Fortunately, the damage was not as bad as it might have been, because the e-voting system was used in only three municipalities, as a pilot program, rather than nationwide. Presumably, nationwide use of the flawed system is now unlikely.

Consolidation in E-Voting Market: ES&S Buys Premier

Yesterday Diebold sold its e-voting division, known as Premier Election Systems, to ES&S, one of Premier’s competitors. The price was low: about $5 million.

ES&S is reportedly the largest e-voting company, and Premier was the second-largest, so the deal represents a substantial consolidation in the market. The odds of one major e-voting company breaking from the pack and embracing up-to-date security engineering are now even slimmer than before. Premier had seemed like the company most likely to change its ways.
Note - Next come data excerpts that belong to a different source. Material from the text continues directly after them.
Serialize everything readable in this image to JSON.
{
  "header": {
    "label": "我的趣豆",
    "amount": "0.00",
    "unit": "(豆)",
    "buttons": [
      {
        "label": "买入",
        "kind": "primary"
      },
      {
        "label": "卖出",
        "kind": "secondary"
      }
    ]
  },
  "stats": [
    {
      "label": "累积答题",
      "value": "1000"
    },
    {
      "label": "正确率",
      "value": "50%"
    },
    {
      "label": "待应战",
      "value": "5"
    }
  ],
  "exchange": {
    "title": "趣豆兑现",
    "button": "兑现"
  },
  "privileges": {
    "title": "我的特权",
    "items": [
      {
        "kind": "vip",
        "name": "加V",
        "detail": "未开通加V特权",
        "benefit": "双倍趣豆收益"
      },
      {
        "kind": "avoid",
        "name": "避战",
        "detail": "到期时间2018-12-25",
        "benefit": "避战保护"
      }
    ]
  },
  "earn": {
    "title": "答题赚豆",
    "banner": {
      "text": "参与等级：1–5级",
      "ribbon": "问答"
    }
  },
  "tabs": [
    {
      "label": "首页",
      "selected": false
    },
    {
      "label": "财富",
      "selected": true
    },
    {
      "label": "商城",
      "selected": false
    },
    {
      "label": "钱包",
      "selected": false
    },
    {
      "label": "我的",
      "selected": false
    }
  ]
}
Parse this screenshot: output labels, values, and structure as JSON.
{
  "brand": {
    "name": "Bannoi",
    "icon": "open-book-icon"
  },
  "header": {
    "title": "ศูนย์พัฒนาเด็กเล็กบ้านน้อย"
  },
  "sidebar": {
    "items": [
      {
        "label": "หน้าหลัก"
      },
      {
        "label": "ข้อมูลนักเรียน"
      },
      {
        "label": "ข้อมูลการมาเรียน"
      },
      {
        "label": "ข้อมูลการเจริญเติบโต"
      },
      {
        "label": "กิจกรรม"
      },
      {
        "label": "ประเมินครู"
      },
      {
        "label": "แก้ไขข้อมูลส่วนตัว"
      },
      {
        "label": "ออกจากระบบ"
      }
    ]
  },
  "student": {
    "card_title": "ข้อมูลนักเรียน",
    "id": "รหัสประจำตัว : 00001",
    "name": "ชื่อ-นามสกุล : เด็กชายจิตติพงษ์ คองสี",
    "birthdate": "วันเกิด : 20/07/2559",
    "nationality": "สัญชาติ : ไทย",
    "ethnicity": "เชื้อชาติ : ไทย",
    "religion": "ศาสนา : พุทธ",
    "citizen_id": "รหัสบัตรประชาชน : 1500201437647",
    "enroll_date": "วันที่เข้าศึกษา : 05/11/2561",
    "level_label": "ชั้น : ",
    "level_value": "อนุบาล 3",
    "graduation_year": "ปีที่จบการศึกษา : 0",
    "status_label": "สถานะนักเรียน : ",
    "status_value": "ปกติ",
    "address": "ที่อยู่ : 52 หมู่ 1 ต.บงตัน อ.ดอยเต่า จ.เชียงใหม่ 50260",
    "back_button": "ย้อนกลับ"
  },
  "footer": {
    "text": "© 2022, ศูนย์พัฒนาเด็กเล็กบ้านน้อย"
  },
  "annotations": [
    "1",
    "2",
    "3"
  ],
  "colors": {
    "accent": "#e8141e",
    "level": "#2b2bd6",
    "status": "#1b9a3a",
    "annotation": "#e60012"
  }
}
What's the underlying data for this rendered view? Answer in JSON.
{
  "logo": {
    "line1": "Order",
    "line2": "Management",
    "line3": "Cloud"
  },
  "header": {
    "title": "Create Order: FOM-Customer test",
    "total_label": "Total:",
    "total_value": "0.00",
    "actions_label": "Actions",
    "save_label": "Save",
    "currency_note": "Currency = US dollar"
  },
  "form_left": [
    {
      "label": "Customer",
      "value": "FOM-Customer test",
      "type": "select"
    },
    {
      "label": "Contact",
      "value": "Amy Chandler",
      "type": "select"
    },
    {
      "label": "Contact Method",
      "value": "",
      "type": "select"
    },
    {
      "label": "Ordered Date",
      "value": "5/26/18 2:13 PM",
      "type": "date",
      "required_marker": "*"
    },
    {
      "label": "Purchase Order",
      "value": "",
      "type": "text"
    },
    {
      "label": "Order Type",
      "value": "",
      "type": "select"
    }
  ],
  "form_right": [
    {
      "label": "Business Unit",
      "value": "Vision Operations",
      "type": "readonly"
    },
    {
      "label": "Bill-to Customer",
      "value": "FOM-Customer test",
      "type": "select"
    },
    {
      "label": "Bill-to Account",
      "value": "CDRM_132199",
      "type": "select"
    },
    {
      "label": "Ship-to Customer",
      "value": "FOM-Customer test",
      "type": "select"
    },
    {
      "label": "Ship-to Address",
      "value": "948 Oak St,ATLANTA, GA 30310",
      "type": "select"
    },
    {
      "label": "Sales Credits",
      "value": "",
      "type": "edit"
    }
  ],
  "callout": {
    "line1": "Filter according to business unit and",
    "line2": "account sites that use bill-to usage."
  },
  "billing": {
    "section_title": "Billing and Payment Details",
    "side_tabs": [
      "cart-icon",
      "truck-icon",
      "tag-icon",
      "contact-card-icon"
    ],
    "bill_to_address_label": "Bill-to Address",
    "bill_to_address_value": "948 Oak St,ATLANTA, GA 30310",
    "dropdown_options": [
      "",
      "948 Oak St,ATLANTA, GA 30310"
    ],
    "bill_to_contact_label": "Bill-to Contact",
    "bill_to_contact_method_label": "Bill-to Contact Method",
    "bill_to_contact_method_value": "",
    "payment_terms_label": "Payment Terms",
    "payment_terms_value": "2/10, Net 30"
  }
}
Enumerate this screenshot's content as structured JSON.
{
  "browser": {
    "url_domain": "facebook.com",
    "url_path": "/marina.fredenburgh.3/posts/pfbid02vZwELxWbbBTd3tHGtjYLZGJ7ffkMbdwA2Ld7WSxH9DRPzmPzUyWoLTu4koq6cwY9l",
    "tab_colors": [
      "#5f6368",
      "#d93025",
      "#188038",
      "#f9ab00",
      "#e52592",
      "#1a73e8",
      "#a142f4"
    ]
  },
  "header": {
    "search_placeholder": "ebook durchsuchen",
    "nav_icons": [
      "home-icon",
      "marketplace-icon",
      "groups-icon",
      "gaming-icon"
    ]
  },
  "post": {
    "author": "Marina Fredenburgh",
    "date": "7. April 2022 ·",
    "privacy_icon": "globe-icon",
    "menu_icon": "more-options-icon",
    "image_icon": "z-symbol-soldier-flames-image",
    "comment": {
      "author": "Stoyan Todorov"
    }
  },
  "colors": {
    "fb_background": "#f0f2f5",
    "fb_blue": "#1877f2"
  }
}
The sale represents the end of an embarrassing era for Diebold. The company must have had high hopes when it first bought a small e-voting company, but the new Diebold e-voting division never approached the parent companies standards for security and product quality. Over time the small e-voting division became an embarrassment, and the parent company distanced itself by renaming the division from Diebold to Premier and publicizing the division’s independence. Now Diebold is finally rid of its e-voting division and can return to doing what it does relatively well.